The above code crawling results also require data preprocessing, especially the data encryption of Tianyan Chasha Pen.
The encrypted data above includes, registered capital, registration time, business period, encryption method, and original encryption method.
The encryption I have come across is,
digital encryption cipher text 7 4 5 8 4 . 3 9 0 1 . 5 9 2 6 0 1 3 8 6 2 7
It's that simple, hahaha, I didn't die laughing when I found this. This decoding operation is relatively simple, and the friends can practice it by themselves.

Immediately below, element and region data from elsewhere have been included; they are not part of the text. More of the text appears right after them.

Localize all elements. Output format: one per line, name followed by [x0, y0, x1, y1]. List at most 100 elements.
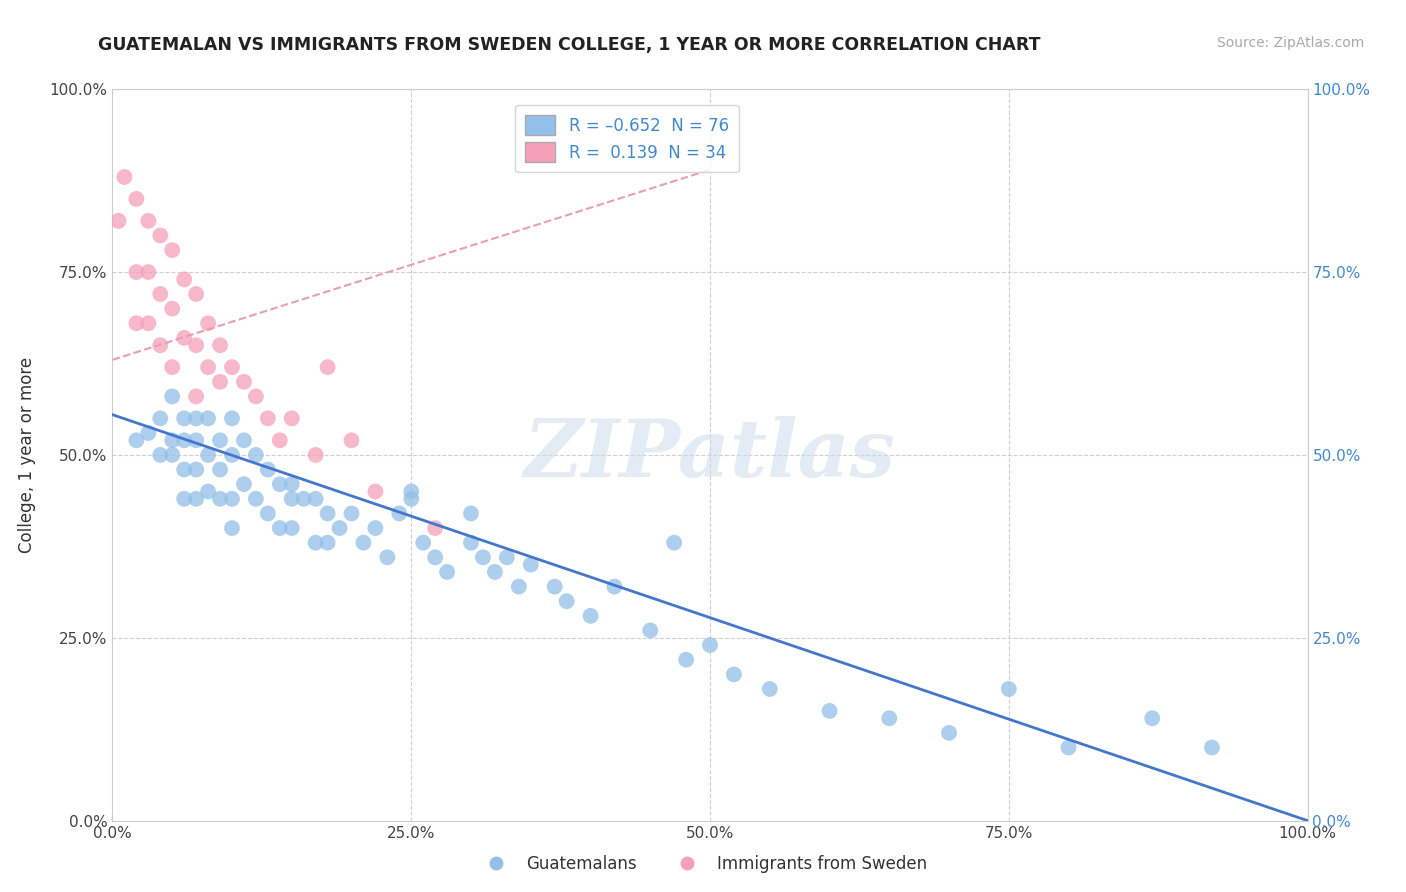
Point [425, 521, 447, 535]
Point [316, 360, 339, 375]
Point [173, 462, 195, 476]
Point [221, 491, 243, 506]
Text: ZIPatlas: ZIPatlas [524, 417, 896, 493]
Point [603, 580, 626, 594]
Point [401, 491, 423, 506]
Point [186, 389, 208, 403]
Point [209, 491, 232, 506]
Legend: Guatemalans, Immigrants from Sweden: Guatemalans, Immigrants from Sweden [472, 848, 934, 880]
Point [664, 535, 686, 549]
Point [162, 389, 183, 403]
Point [675, 653, 697, 667]
Point [388, 507, 411, 521]
Point [269, 477, 291, 491]
Point [162, 360, 183, 375]
Point [460, 535, 482, 549]
Point [364, 521, 387, 535]
Point [162, 448, 183, 462]
Point [472, 550, 495, 565]
Point [162, 301, 183, 316]
Point [125, 434, 148, 448]
Point [221, 411, 243, 425]
Point [281, 411, 304, 425]
Point [412, 535, 434, 549]
Point [173, 434, 195, 448]
Point [508, 580, 530, 594]
Text: GUATEMALAN VS IMMIGRANTS FROM SWEDEN COLLEGE, 1 YEAR OR MORE CORRELATION CHART: GUATEMALAN VS IMMIGRANTS FROM SWEDEN COL… [98, 36, 1040, 54]
Point [125, 316, 148, 330]
Point [340, 434, 363, 448]
Point [221, 360, 243, 375]
Point [245, 389, 267, 403]
Point [269, 434, 291, 448]
Point [257, 462, 280, 476]
Point [1201, 740, 1223, 755]
Point [316, 535, 339, 549]
Point [245, 491, 267, 506]
Point [484, 565, 506, 579]
Point [305, 535, 328, 549]
Point [221, 521, 243, 535]
Point [186, 491, 208, 506]
Point [149, 228, 172, 243]
Point [197, 484, 219, 499]
Point [125, 192, 148, 206]
Point [173, 272, 195, 286]
Point [425, 550, 447, 565]
Point [197, 411, 219, 425]
Point [436, 565, 458, 579]
Text: Source: ZipAtlas.com: Source: ZipAtlas.com [1216, 36, 1364, 50]
Point [107, 214, 129, 228]
Point [292, 491, 315, 506]
Point [1057, 740, 1080, 755]
Point [496, 550, 519, 565]
Point [233, 477, 256, 491]
Point [269, 521, 291, 535]
Point [818, 704, 841, 718]
Point [340, 507, 363, 521]
Point [186, 287, 208, 301]
Point [281, 477, 304, 491]
Point [938, 726, 960, 740]
Point [245, 448, 267, 462]
Point [352, 535, 374, 549]
Point [149, 448, 172, 462]
Point [520, 558, 543, 572]
Point [543, 580, 565, 594]
Point [138, 214, 160, 228]
Point [138, 265, 160, 279]
Point [149, 338, 172, 352]
Point [460, 507, 482, 521]
Point [186, 462, 208, 476]
Point [998, 681, 1021, 696]
Point [640, 624, 662, 638]
Point [197, 448, 219, 462]
Point [186, 434, 208, 448]
Point [162, 434, 183, 448]
Point [138, 316, 160, 330]
Point [305, 448, 328, 462]
Point [401, 484, 423, 499]
Point [209, 375, 232, 389]
Point [209, 462, 232, 476]
Y-axis label: College, 1 year or more: College, 1 year or more [18, 357, 35, 553]
Point [579, 608, 602, 623]
Point [173, 331, 195, 345]
Point [233, 434, 256, 448]
Point [281, 521, 304, 535]
Point [125, 265, 148, 279]
Point [257, 507, 280, 521]
Point [759, 681, 782, 696]
Point [197, 316, 219, 330]
Point [257, 411, 280, 425]
Point [114, 169, 135, 184]
Point [173, 491, 195, 506]
Legend: R = –0.652  N = 76, R =  0.139  N = 34: R = –0.652 N = 76, R = 0.139 N = 34 [515, 105, 738, 172]
Point [209, 434, 232, 448]
Point [197, 360, 219, 375]
Point [723, 667, 745, 681]
Point [149, 411, 172, 425]
Point [1142, 711, 1164, 725]
Point [364, 484, 387, 499]
Point [149, 287, 172, 301]
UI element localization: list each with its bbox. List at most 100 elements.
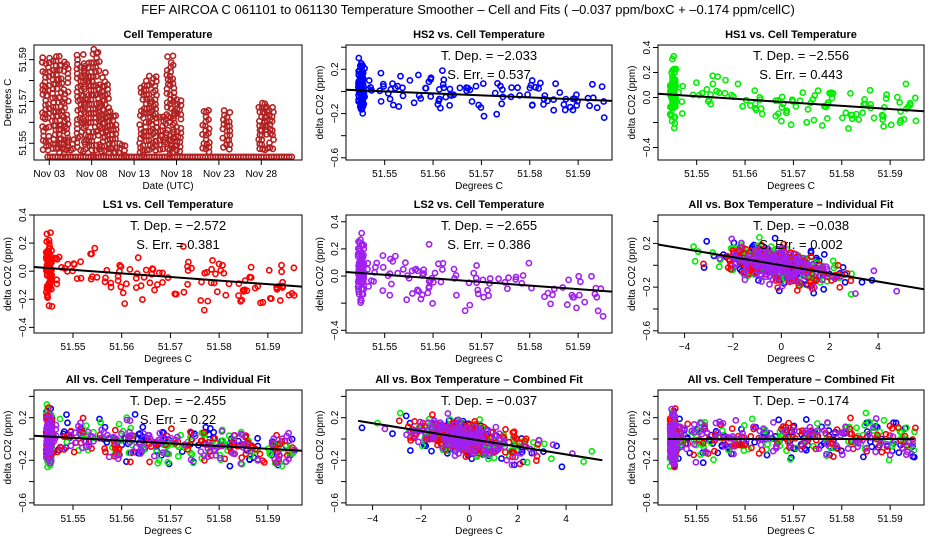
data-point-hs1 <box>903 424 910 432</box>
data-point-hs1 <box>715 89 723 96</box>
data-point-ls2 <box>541 293 548 301</box>
data-point-hs1 <box>862 409 870 417</box>
data-point-ls1 <box>73 275 81 282</box>
std-error-label: S. Err. = 0.386 <box>447 237 530 252</box>
data-point-ls1 <box>107 283 115 291</box>
data-point-ls2 <box>425 283 433 290</box>
data-point-ls1 <box>247 274 255 281</box>
x-tick-label: 51.58 <box>207 514 232 525</box>
data-point-ls2 <box>408 290 416 297</box>
x-axis-label: Degrees C <box>455 181 503 192</box>
std-error-label: S. Err. = 0.002 <box>759 237 842 252</box>
plot-frame <box>33 44 303 161</box>
data-point-ls1 <box>171 290 179 298</box>
y-axis-label: delta CO2 (ppm) <box>315 411 326 485</box>
points <box>666 405 919 471</box>
data-point-ls1 <box>91 244 99 252</box>
data-point-ls2 <box>452 291 460 299</box>
data-point-hs2 <box>358 424 366 432</box>
data-point-ls1 <box>502 425 509 433</box>
y-axis-label: delta CO2 (ppm) <box>3 411 14 485</box>
data-point-ls2 <box>576 291 583 299</box>
data-point-hs1 <box>740 421 748 429</box>
data-point-ls2 <box>716 254 723 262</box>
x-tick-label: −4 <box>367 514 379 525</box>
data-point-hs1 <box>757 105 765 112</box>
fit-line <box>33 265 303 288</box>
data-point-hs1 <box>820 102 828 110</box>
x-tick-label: 51.55 <box>60 342 85 353</box>
data-point-ls1 <box>847 277 855 285</box>
data-point <box>102 69 109 76</box>
data-point-hs1 <box>710 456 717 464</box>
data-point-ls2 <box>163 450 171 458</box>
data-point-ls1 <box>276 297 284 304</box>
data-point-ls1 <box>101 278 109 286</box>
data-point-hs2 <box>226 462 234 470</box>
data-point-hs1 <box>691 257 699 265</box>
y-tick-label: 0.2 <box>330 410 341 424</box>
data-point-hs2 <box>406 77 414 84</box>
data-point-ls1 <box>184 280 191 288</box>
y-tick-label: 51.57 <box>18 89 29 114</box>
data-point-hs2 <box>775 416 783 424</box>
data-point-ls2 <box>547 300 554 308</box>
data-point-hs1 <box>704 98 712 105</box>
data-point-ls1 <box>77 274 85 282</box>
data-point-hs2 <box>446 102 453 109</box>
data-point-hs2 <box>558 463 566 471</box>
data-point-hs1 <box>82 422 90 429</box>
data-point-hs1 <box>853 424 860 432</box>
y-tick-label: −0.4 <box>330 320 341 340</box>
data-point-ls1 <box>895 423 902 431</box>
y-tick-label: 0.0 <box>330 269 341 283</box>
data-point-hs2 <box>64 419 71 427</box>
data-point-hs1 <box>880 416 888 424</box>
temp-dependence-label: T. Dep. = −2.033 <box>441 48 537 63</box>
data-point-ls2 <box>356 278 364 286</box>
data-point-hs2 <box>841 278 849 286</box>
y-tick-label: 51.59 <box>18 47 29 72</box>
data-point-ls2 <box>577 278 584 286</box>
data-point-hs2 <box>402 412 410 420</box>
data-point-ls1 <box>146 279 154 287</box>
data-point-ls1 <box>186 428 194 436</box>
data-point <box>104 81 111 89</box>
data-point-hs2 <box>422 84 430 92</box>
data-point-ls2 <box>569 293 577 301</box>
data-point-hs2 <box>600 114 608 121</box>
data-point-ls2 <box>732 260 740 268</box>
data-point-ls2 <box>450 265 458 273</box>
x-tick-label: 51.59 <box>566 169 591 180</box>
data-point-ls2 <box>379 263 387 271</box>
data-point-hs1 <box>848 115 856 123</box>
data-point-ls2 <box>525 259 533 267</box>
data-point-hs1 <box>97 418 105 426</box>
data-point <box>121 142 129 150</box>
data-point-hs2 <box>359 91 367 99</box>
temp-dependence-label: T. Dep. = −0.174 <box>753 393 849 408</box>
data-point-ls2 <box>549 291 556 299</box>
data-point-ls2 <box>501 278 509 286</box>
y-tick-label: 0.2 <box>330 62 341 76</box>
data-point-ls2 <box>905 438 913 446</box>
data-point-hs2 <box>566 103 574 111</box>
data-point-ls1 <box>411 417 418 425</box>
data-point <box>169 52 177 60</box>
y-tick-label: 0.4 <box>642 40 653 54</box>
temp-dependence-label: T. Dep. = −2.655 <box>441 218 537 233</box>
x-tick-label: 51.58 <box>517 342 542 353</box>
data-point-ls1 <box>77 258 84 266</box>
data-point-ls1 <box>266 294 274 302</box>
data-point-ls1 <box>114 277 122 284</box>
data-point-hs1 <box>722 76 729 84</box>
y-tick-label: 0.2 <box>642 236 653 250</box>
panel-cell-temperature: Cell Temperature Nov 03 Nov 08 Nov 13 Nov 18… <box>3 29 303 192</box>
data-point <box>164 53 171 60</box>
temp-dependence-label: T. Dep. = −0.038 <box>753 218 849 233</box>
data-point-hs2 <box>573 102 581 109</box>
x-tick-label: 51.59 <box>878 169 903 180</box>
data-point-ls2 <box>358 229 366 237</box>
data-point-hs2 <box>771 234 779 242</box>
data-point-hs2 <box>358 67 366 74</box>
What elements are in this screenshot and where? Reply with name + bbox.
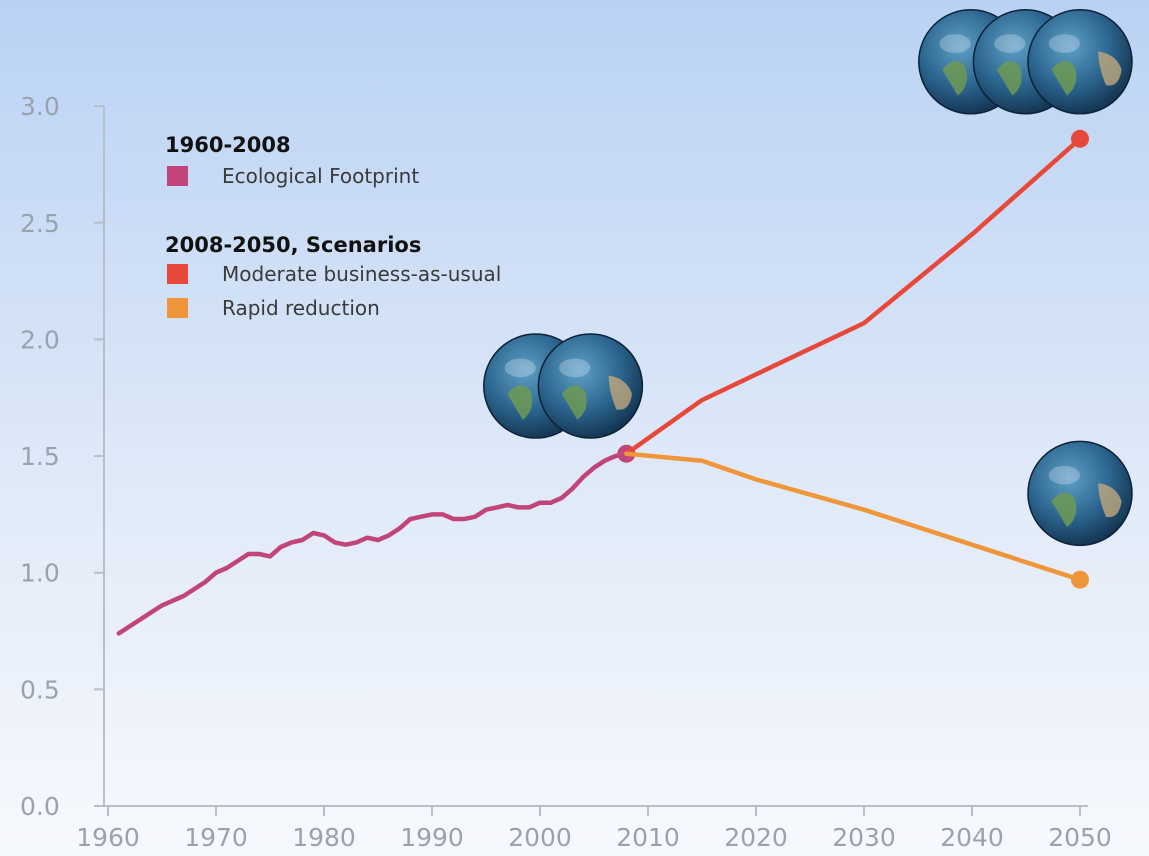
legend: 1960-2008 Ecological Footprint 2008-2050, …	[165, 133, 501, 320]
earth-land-shape	[996, 61, 1022, 96]
y-tick-label: 0.0	[20, 792, 60, 821]
y-tick-label: 2.5	[20, 209, 60, 238]
earth-land-shape	[1098, 51, 1122, 86]
axes: 0.0 0.5 1.0 1.5 2.0 2.5 3.0 1960 1970 1980 1990 200…	[20, 92, 1112, 852]
earth-globe-shape	[537, 333, 644, 439]
series-lines	[116, 129, 1089, 636]
earth-land-shape	[1051, 61, 1077, 96]
earth-land-shape	[561, 385, 587, 420]
series-line-rapid-reduction	[624, 451, 1083, 582]
series-end-point-moderate-business-as-usual	[1071, 129, 1089, 148]
earth-land-shape	[1051, 492, 1077, 528]
legend-swatch	[167, 166, 188, 186]
earth-globe-shape	[1027, 440, 1133, 547]
series-end-point-rapid-reduction	[1071, 570, 1089, 589]
earth-icon	[1027, 440, 1133, 547]
earth-highlight	[1048, 34, 1080, 53]
earth-icon-group	[483, 333, 644, 439]
x-tick-label: 2040	[940, 823, 1004, 852]
legend-heading: 1960-2008	[165, 133, 291, 157]
legend-swatch	[167, 264, 188, 284]
y-tick-label: 1.0	[20, 559, 60, 588]
earth-land-shape	[1098, 482, 1122, 518]
earth-highlight	[1048, 465, 1080, 485]
x-tick-label: 1990	[400, 823, 464, 852]
earth-highlight	[559, 358, 591, 378]
x-tick-label: 1980	[292, 823, 356, 852]
y-tick-label: 0.5	[20, 675, 60, 704]
earth-globe-shape	[1027, 9, 1133, 115]
y-tick-label: 1.5	[20, 442, 60, 471]
earth-land-shape	[507, 385, 533, 420]
legend-heading: 2008-2050, Scenarios	[165, 233, 421, 257]
earth-highlight	[994, 34, 1026, 53]
legend-label: Moderate business-as-usual	[222, 262, 501, 286]
earth-highlight	[939, 34, 971, 53]
x-tick-label: 2010	[616, 823, 680, 852]
earth-highlight	[504, 358, 536, 378]
earth-icon	[537, 333, 644, 439]
legend-label: Ecological Footprint	[222, 164, 419, 188]
x-tick-label: 2030	[832, 823, 896, 852]
y-tick-label: 2.0	[20, 325, 60, 354]
earth-land-shape	[942, 61, 968, 96]
earth-icons	[483, 9, 1133, 547]
earth-icon	[1027, 9, 1133, 115]
series-line-ecological-footprint	[116, 451, 629, 636]
series-line-moderate-business-as-usual	[624, 136, 1083, 456]
y-tick-label: 3.0	[20, 92, 60, 121]
earth-icon-group	[918, 9, 1133, 115]
x-tick-label: 1960	[76, 823, 140, 852]
legend-swatch	[167, 298, 188, 318]
earth-icon-group	[1027, 440, 1133, 547]
legend-label: Rapid reduction	[222, 296, 380, 320]
x-tick-label: 2000	[508, 823, 572, 852]
x-tick-label: 1970	[184, 823, 248, 852]
x-tick-label: 2020	[724, 823, 788, 852]
earth-land-shape	[608, 375, 632, 410]
x-tick-label: 2050	[1048, 823, 1112, 852]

Some people say that there is only one reason why I don't go to the national enterprise credit information publicity system . I really don't bother to do any sliding verification codes. Clicking on the verification codes in text is annoying. Look at this guy's blog, he said it has expired, you can learn from some experience, [Crawler] About the enterprise credit information publicity system - Accelerate the latest anti-crawler mechanism
Fortunately, there is no verification code in Tianyancha, otherwise the modeling friends will be mad at me.
In addition, if there are small partners who really don't want to crawl the data by themselves, but only want the data, you can send me a private message to ask for it. Yes, I really want to buy some data in the past to cope with the modeling, but when I see the price, I basically give up. look at the picture
The proxy IP is the mushroom proxy I found . It cost 6 yuan, 1000 high-secret IPs, and the above API seems to have 700 left. Let me use it for you. Anyway, I don't want to engage in crawling. Some gods made a crawler. Click to open the link to get the proxy IP .
, I feel that in a word, doing technology is just tiring, and learning technology is not only tiring but also difficult.
Pits, reptile pits, filled with soil.